Die Gesamtbewertung für Tool Execution ist mit 90 stark. Trotzdem bleibt der Befund „Tool-Call valide: false“ kritisch. Das heißt operativ: Die Planungsseite ist belastbar, die Protokolltreue nicht durchgehend. Für MCP ist genau diese letzte Meile entscheidend. Positiv ist, dass kein Retry erforderlich war. Das spricht eher gegen ein persistentes Formatversagen und eher für einen einzelnen Ausführungsfehler.

Synthesetreue

Wie gut verdichtet es Tool-Ergebnisse? Nur eingeschränkt. Die P2-Leistung von 55 zeigt, dass das Modell gefundene Inhalte oft nicht sauber in belastbare Endantworten überführt. Besonders deutlich ist das bei HTTP Fetch & Extract und Multilingual Search & Synthesis, also genau dort, wo exakte Übernahme von Fakten, Namen und Versionen zählt. Für Recherche mit menschlicher Nachkontrolle ist das tragbar. Für automatische Downstream-Entscheidungen ist es zu unsauber.

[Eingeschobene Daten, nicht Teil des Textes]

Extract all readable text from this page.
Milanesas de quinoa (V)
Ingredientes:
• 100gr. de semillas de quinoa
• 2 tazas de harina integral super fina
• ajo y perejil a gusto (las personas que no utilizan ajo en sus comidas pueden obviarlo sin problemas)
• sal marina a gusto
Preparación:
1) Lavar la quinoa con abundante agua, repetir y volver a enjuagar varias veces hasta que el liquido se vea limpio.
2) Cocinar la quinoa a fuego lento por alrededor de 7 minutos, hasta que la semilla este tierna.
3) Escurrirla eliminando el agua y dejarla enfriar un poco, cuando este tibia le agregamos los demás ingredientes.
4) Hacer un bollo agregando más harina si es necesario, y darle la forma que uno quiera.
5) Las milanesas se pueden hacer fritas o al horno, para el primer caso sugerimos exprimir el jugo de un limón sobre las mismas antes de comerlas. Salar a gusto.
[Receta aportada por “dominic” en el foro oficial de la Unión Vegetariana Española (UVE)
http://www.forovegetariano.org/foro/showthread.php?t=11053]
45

Bleibt es im Tool-Ergebnis oder weicht es auf Training aus? Im Honeypot EU License Research bleibt das Modell ausreichend auf Quellenkurs und halluziniert nicht. Das ist das wichtigere Vertrauenssignal. Gleichzeitig ist der globale Halluzinationsbefund ein Sicherheitsrisiko, nicht nur ein Qualitätsmangel. Sobald ein Modell erfundene Fakten als Tool-Ergebnis ausgibt, wird die gesamte Tool-Infrastruktur als Wahrheitsanker beschädigt.

Fehlerresilienz

Im 404-Test, der transparente Reaktion auf einen fehlschlagenden Tool-Call prüft, verhält sich das Modell produktionsgerecht. Es kommuniziert den Fehler sauber und erfindet keinen Seiteninhalt. Das ist für den Betrieb entscheidend. Ein Tool kann ausfallen. Das Modell darf dann nur Unsicherheit melden, nicht Lücken füllen.

Betriebsprofil

Call 1: 15.45s. MCP-Latenz: 1.26s. Call 2: 31.76s. Total: 290.85s. Langsam für die gezeigte Synthesequalität. Kosten/Run: local. Günstig im Geldfluss, teuer in Laufzeit.

Fazit & Empfehlung

Geeignet für lokal betriebene Research- und Retrieval-Pipelines, in denen das Modell Tools selbst auswählen soll und ein Operator die Endantwort prüft. Nicht geeignet für Compliance-, Extraktions- oder mehrsprachige Synthese-Pipelines, in denen die Tool-Antwort ohne menschliche Kontrolle weiterverarbeitet wird. Wenn Sie es einsetzen, dann mit strikter Antwortvalidierung, Schema-Prüfung für Tool-Calls und einem Guardrail, das finale Aussagen an die tatsächlichen Tool-Rückgaben bindet.

Diese Auswertung wurde automatisch auf Grundlage der Benchmark-Daten generiert. Eingesetztes Modell: GPT 4.5 von OpenAI. Die Rohdaten und die vollständige Methodik sind im GitHub-Projekt dokumentiert.